In 2016, Symantec purchased identity theft protection firm LifeLock for $2.3 billion, despite the company's somewhat checkered past. That included claims that the company could prevent identity theft, backed by a failed stunt by then-LifeLock CEO Todd Davis, who used his own Social Security number in advertisements, leading him to suffer 13 identity theft incidents. The company ultimately settled with the U.S. Federal Trade Commission (see: LifeLock Settles FTC Case for $100 Million).
For many industry watchers, however, Symantec arguably never recovered from its attempt to mash up its own security business with a major storage play.
In 2005, Symantec - then helmed by John Thompson - acquired storage vendor Veritas for $13.5 billion. But the supposed benefits of combining a storage firm and a security firm failed to materialize, leading to the company chewing through CEOs at an alarming pace. The refrain from many investors was clear: Ditch Veritas.
But this didn't come to pass until August 2015, when Symantec first promised to spin off Veritas as a storage business, before changing gears and offloading Veritas for $8 billion in cash to The Carlyle Group, an asset management firm.

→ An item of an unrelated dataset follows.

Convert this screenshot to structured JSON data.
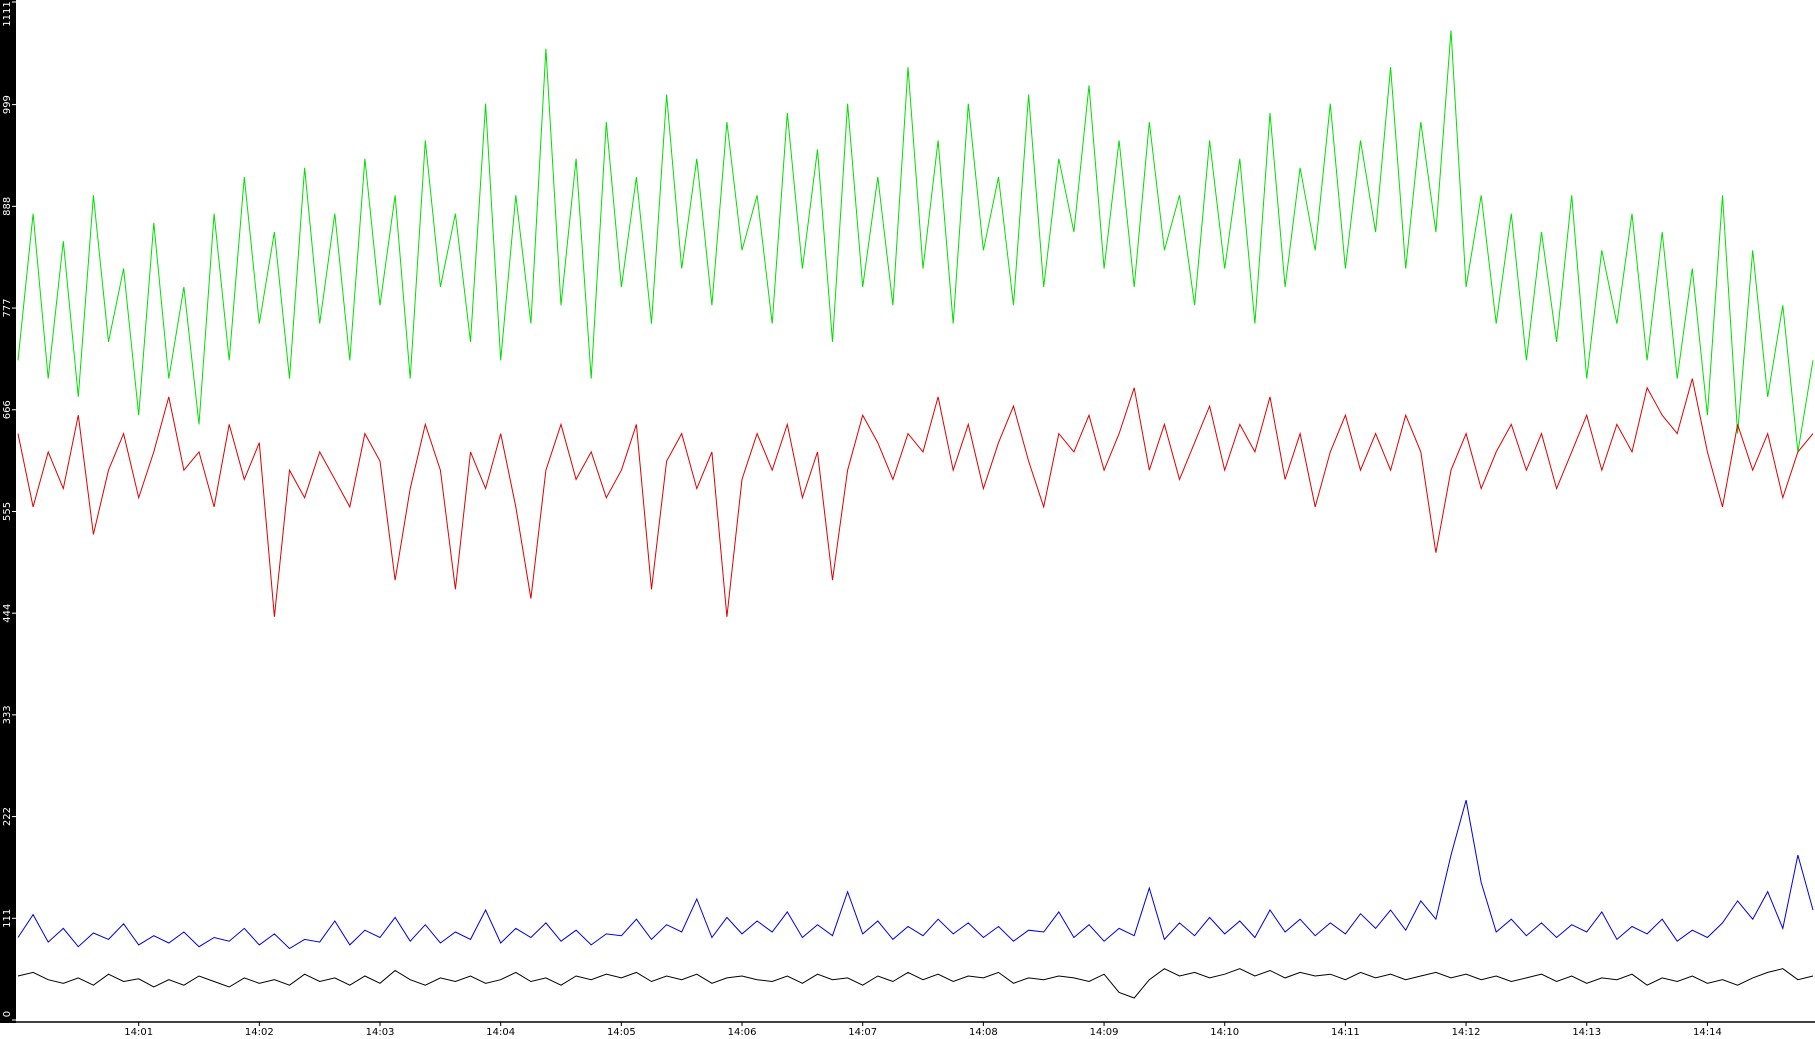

Industry Consolidation Continues
Broadcom's Symantec acquisition is part of a wave of continuing cybersecurity industry consolidation large and small. Last month, private-equity firm Thoma Bravo said it would further bolster its cybersecurity holdings by bagging British security company Sophos in a $3.9 billion deal. Sophos is one of the 30 best-known anti-virus vendors, per testing firm AV Comparatives.
On Sunday, the Sunnyvale, California-based email security firm Proofpoint announced that it has reached a definitive agreement to acquire ObserveIT and its insider threat management platform for $225 million.